An important reconceptualisation is taking place in the way people express creativity, work together, and engage in labour; particularly with the rise of the maker movement and craft work. But is this a new phenomenon? In The Theology of Craft I explore the Hebrew bible and Greek New Testament in conversation with other ancient craft narratives to see whether there is a model for good work embedded there. Through an examination of themes such as agency, aesthetics, sociality, skill, and the material culture of work, I argue that the church (or ‘new temple’) is both the product and the site of moral work and furthermore that Christian worship provides a moral context for work.
Reviews: Journal of Markets & Morality (Brian Dijkema)
Esther D. Reed, University of Exeter: “It matters that the work we do is meaningful, excellent, and beautiful. Jeremy Kidwell’s biblically informed theology of craft and analyses of the negative impact of modern labour practices on human well-being invite re-examination of the very foundations of our conceptions of work. Drawing attention to how, in the ancient world, the place of worship was the place of craft-work par excellence, Kidwell revisits creatively the notion of consecration for describing the relationship between work and worship. Innovative and wide-ranging, this is an important new contribution to the theology of work, and wider questions of what’s entailed in being human.”

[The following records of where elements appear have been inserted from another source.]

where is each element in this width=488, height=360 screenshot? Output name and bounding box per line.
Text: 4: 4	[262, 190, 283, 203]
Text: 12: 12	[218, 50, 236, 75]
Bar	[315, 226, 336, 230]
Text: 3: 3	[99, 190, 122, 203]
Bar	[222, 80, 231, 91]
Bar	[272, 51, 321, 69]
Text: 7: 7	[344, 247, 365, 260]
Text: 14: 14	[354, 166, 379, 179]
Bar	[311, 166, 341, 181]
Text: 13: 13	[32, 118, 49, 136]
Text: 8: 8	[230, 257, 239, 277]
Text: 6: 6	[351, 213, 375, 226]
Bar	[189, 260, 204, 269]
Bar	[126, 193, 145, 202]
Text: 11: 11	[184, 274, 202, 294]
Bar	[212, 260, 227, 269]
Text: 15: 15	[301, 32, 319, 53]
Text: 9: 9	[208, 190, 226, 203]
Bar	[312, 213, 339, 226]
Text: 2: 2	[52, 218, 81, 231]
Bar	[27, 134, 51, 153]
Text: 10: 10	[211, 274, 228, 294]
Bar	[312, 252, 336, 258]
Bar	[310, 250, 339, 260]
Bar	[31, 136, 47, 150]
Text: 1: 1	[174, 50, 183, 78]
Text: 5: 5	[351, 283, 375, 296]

Brian Brock, University of Aberdeen: “Jeremy Kidwell has offered us an exemplary performance of Christian ethics done in an exegetical key. Going far beyond most of what passes as ‘business ethics’ or ‘theologies of work’, Kidwell delves deep and sensitively into both the problems and promise of work in an information age.”
Eve Poole, Theologian and Leadership Consultant: “Kidwell has got into his time machine and whizzed off for a tour of both Old and New Testaments, to seek a better understanding of what God really means by work. Looking back at the Christian tradition, he thinks the customary preoccupation with ‘vocation’ doesn’t really nail it, because, like me, he think it prioritises ends to the detriment of a proper account of means: we need to think about how we work, as well as why we work. Engaging with his own rich experience of work, and the burgeoning literature of craft, he weaves together a narrative that rejuvenates familiar stories, pressing them into service as modem windows on our world of work. Drawing into the conversation just about every notable theologian one might meet at an SSCE conference, he carefully contextualises modern work in the ancient wisdom narratives in an extremely thorough and thought-provoking way. He wants us to stop seeing God through work, but see work through God, as an offering, a sacrifice and a gift. This s a wonderful book - do read it.”